Honey, You Did What? SEC Charges Yet Another Spouse with Insider Trading

Falling Stocks

On March 31, 2014, the Securities and Exchange Commission brought insider trading charges against Ching Hwa Chen, the husband of a corporate insider, alleging that he misappropriated financial information from his wife and then shorted her employer’s stock, netting $138,000 in ill gotten gains.  SEC v. Chen, No. 5:14-cv-01467 (N.D. Cal).  The SEC’s allegations (taken from its complaint) are as follows:  Chen’s wife was the Senior Tax Director of Informatica, a data integration company.  In late June 2012, Informatica learned it would miss its revenue guidance for the first time in 31 consecutive quarters.  That miss caused the defendant’s wife to work more than usual as the company scrambled to close its books and prepare for a potential pre-release of its quarterly revenues.  Over the next several days, the defendant overheard his wife’s phone calls addressing the revenue miss, including on a four-hour drive to Reno, Nevada where his wife fielded calls from the passenger seat as he drove.  Early the next week, convinced that Informatica’s stock would lose value, Chen bet heavily against the company, shorting its stock, buying put options, and selling call options.  In early July, after announcing the miss, Informatica’s stock price fell 27% from $43 to $31.  Chen closed out all of his positions that same day.

The Commission’s complaint alleges that Chen “misappropriated” information from his wife in violation of Section 10(b) and Rule 10b-5.  There are three basic theories of liability for insider trading under the federal securities laws.  The first, or classical theory, generally occurs when a corporate insider, usually an employee, learns of material nonpublic information about her own employer and then trades on that information without disclosing it to the stockholder on the other side of the trade.  Here, the law sees the employee’s breach of fiduciary duty to the trading stockholder as a fraudulent act in violation of Rule 10b-5.  See generally Chiarella v. United States, 445 U.S. 222 (1980).

The second theory is tipper-tippee liability, where a corporate insider discloses material nonpublic information to an outsider who then trades on that information.  If (i) the insider breached a fiduciary duty to his employer by disclosing the information and did so for personal benefit, and (ii) the tippee either knew or had reason to know of the breach, the tippee is liable under the securities laws.

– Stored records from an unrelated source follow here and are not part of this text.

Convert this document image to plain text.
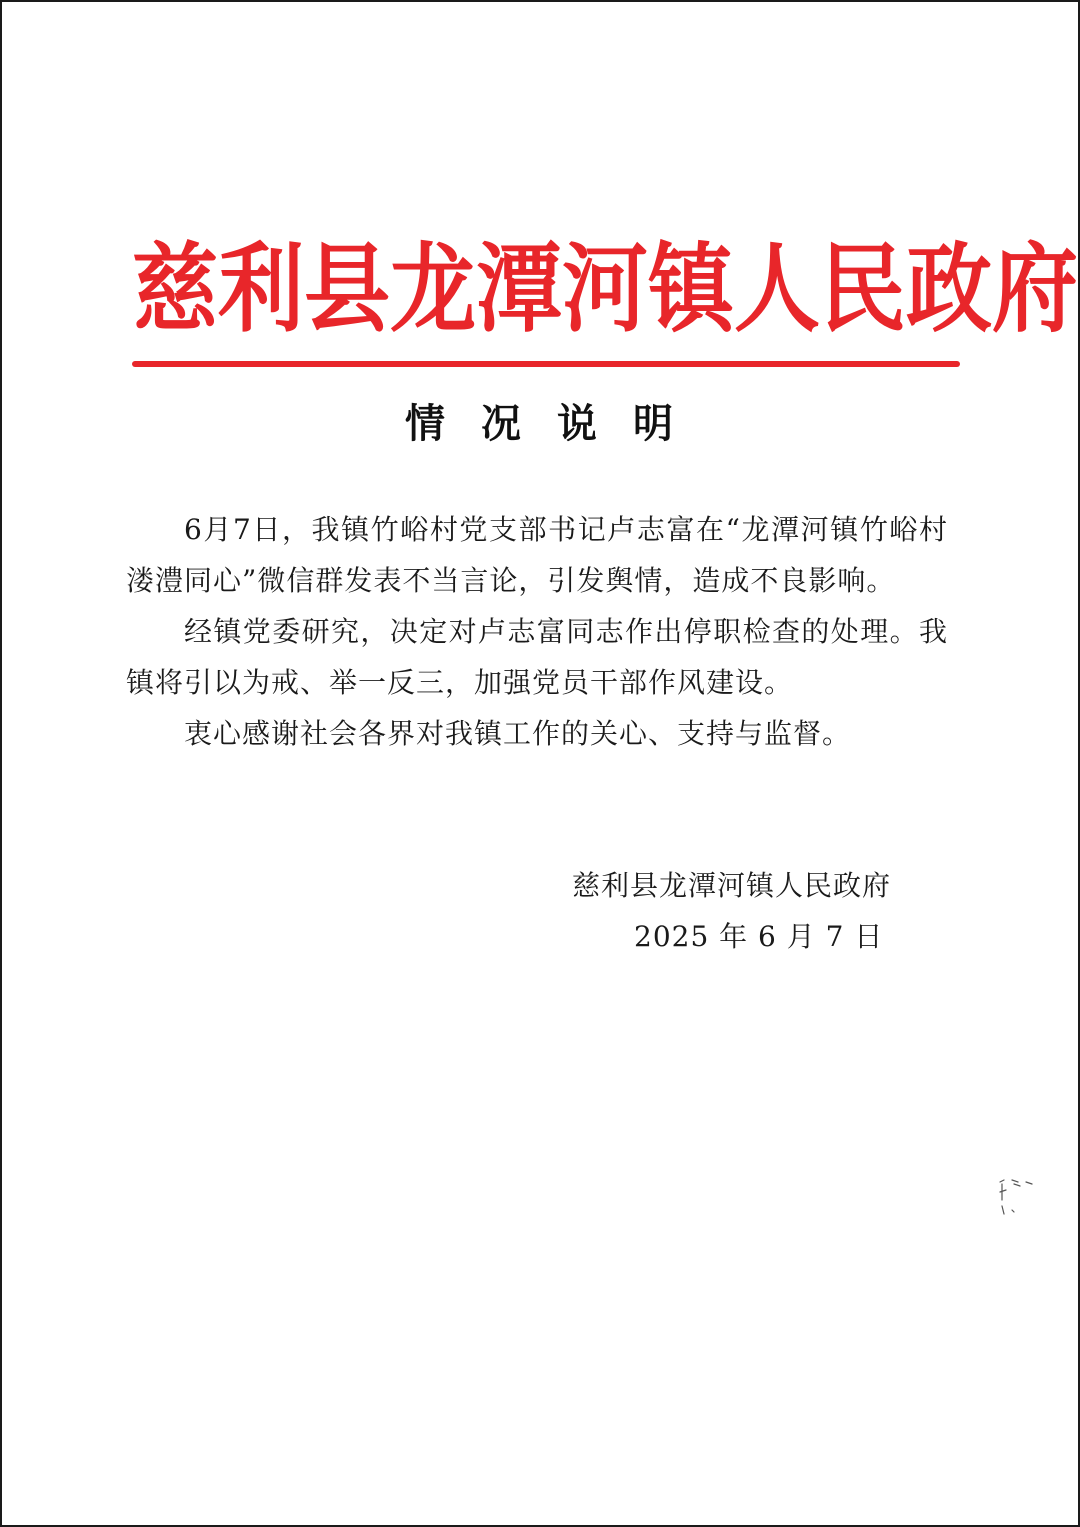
慈利县龙潭河镇人民政府
情况说明

6月7日，我镇竹峪村党支部书记卢志富在“龙潭河镇竹峪村溇澧同心”微信群发表不当言论，引发舆情，造成不良影响。

经镇党委研究，决定对卢志富同志作出停职检查的处理。我镇将引以为戒、举一反三，加强党员干部作风建设。

衷心感谢社会各界对我镇工作的关心、支持与监督。

慈利县龙潭河镇人民政府
2025 年 6 月 7 日
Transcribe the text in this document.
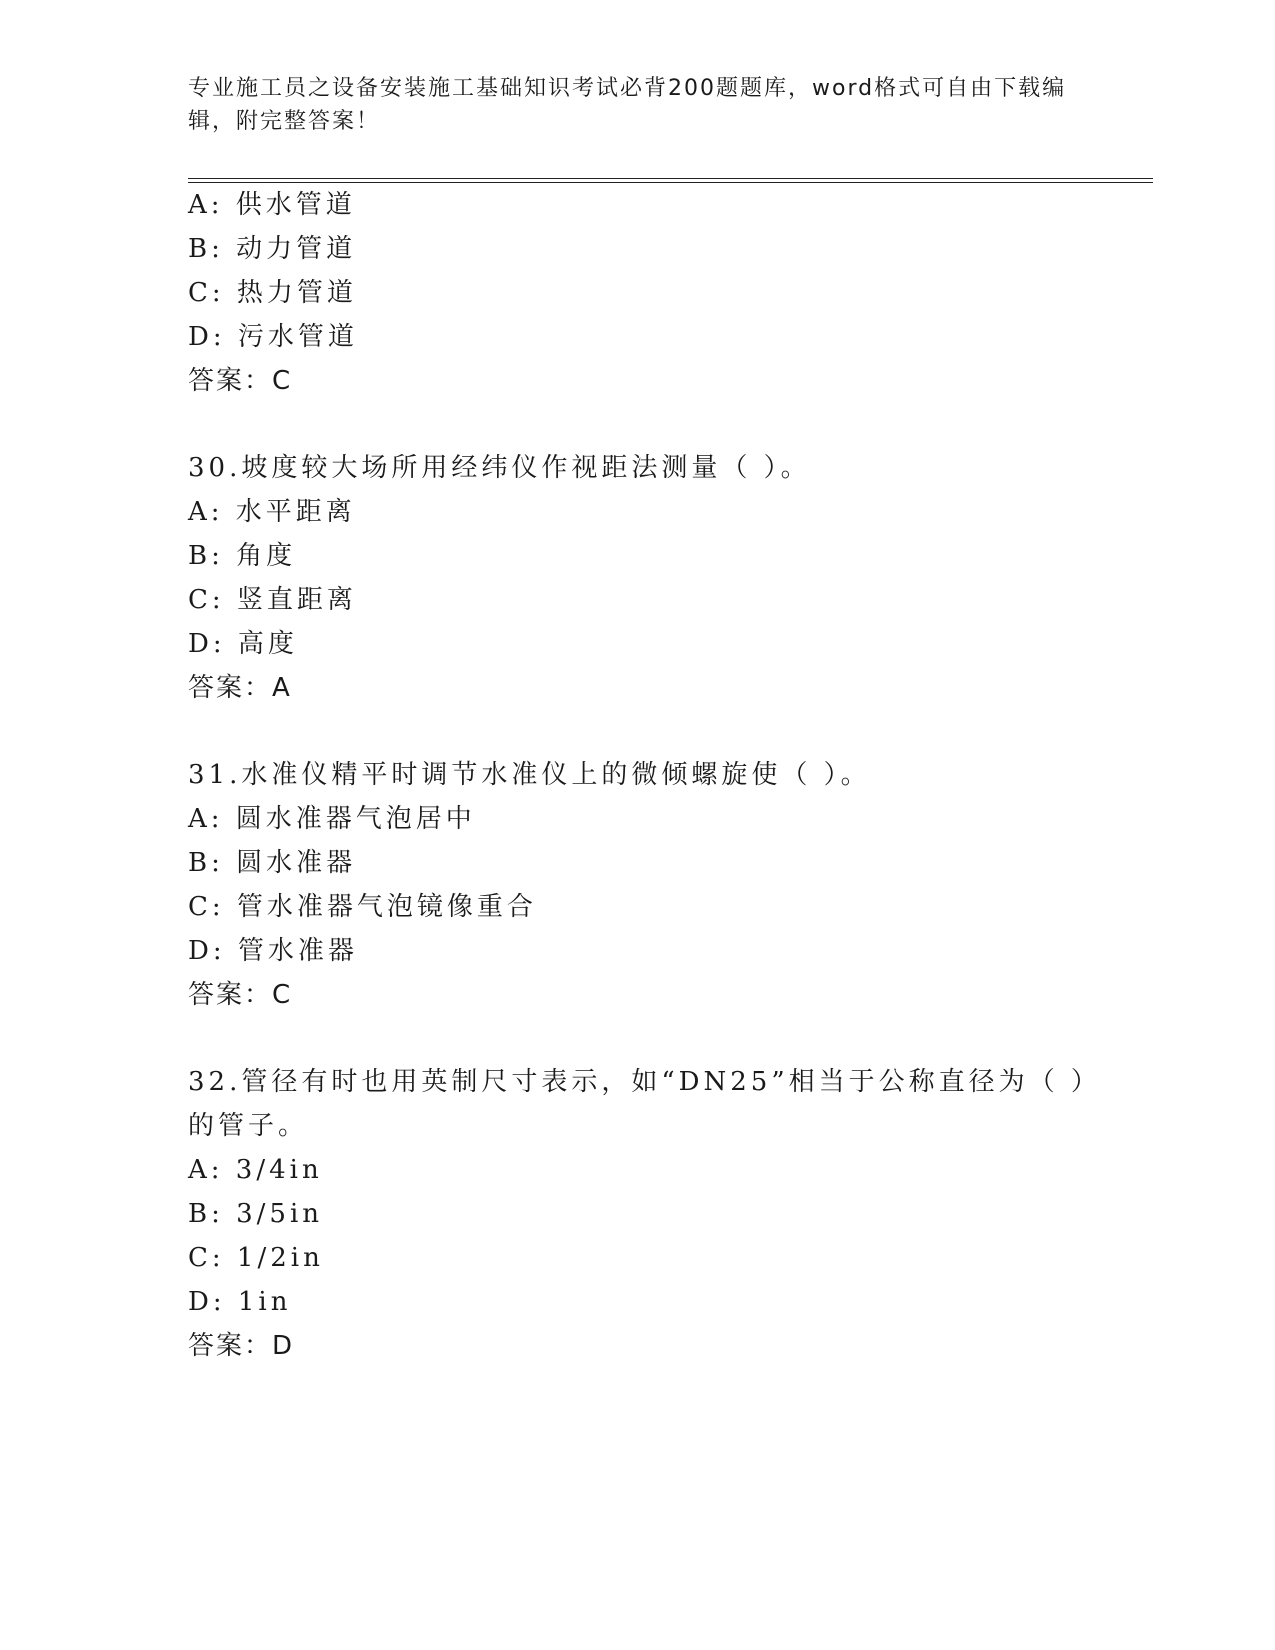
专业施工员之设备安装施工基础知识考试必背200题题库，word格式可自由下载编辑，附完整答案！
A: 供水管道
B: 动力管道
C: 热力管道
D: 污水管道
答案：C
30.坡度较大场所用经纬仪作视距法测量（ ）。
A: 水平距离
B: 角度
C: 竖直距离
D: 高度
答案：A
31.水准仪精平时调节水准仪上的微倾螺旋使（ ）。
A: 圆水准器气泡居中
B: 圆水准器
C: 管水准器气泡镜像重合
D: 管水准器
答案：C
32.管径有时也用英制尺寸表示，如“DN25”相当于公称直径为（ ）
的管子。
A: 3/4in
B: 3/5in
C: 1/2in
D: 1in
答案：D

See generally Dirks v. SEC, 463 U.S. 646 (1983).  (The tipper would also be liable under this scenario, as seen in the Rajat Gupta case.)

The third and final theory—used by the SEC here—is the misappropriation theory.  There, a corporate outsider learns of material nonpublic information from a corporate insider who may have provided it for legitimate business reasons or believed that the information would be kept confidential.  The outsider then essentially “steals” that information for his or her own personal benefit.  Rather than being founded on an insider’s breach of fiduciary duty for personal benefit, the misappropriation theory developed out of criminal mail and wire fraud law and is premised on the theft of information.  That theft is considered the fraudulent act “in connection with” the purchase or sale of a security under Rule 10b-5.  See generally United States v. O’Hagan, 521 U.S. 642 (1997).

In recent history, the SEC has brought a number of cases against the spouses of corporate insiders (or other fiduciaries) who are alleged to have misappropriated information and then traded on it.  See, e.g., SEC v. Hawk, No. 5:14-cv-01466 (N.D. Cal. Mar. 31, 2014); SEC v. Balchan, No. 4:13-cv-00298 (S.D. Tex. Feb. 6, 2013); SEC v. Hanold, No. 11-cv-07148 (N.D. Ill. Oct. 11, 2011); SEC v. Marovitz, No. 1:11-cv-05259 (N.D. Ill. Aug. 3, 2011).  In most cases, the corporate insider has unwittingly trusted his or her spouse and, as was alleged here, openly discussed the confidential information in his or her presence.  In other cases, the spouse may have gone to great lengths to maintain the confidentiality of the information only for the spouse to have figured it out.  In both instances, the SEC has charged under the misappropriation theory.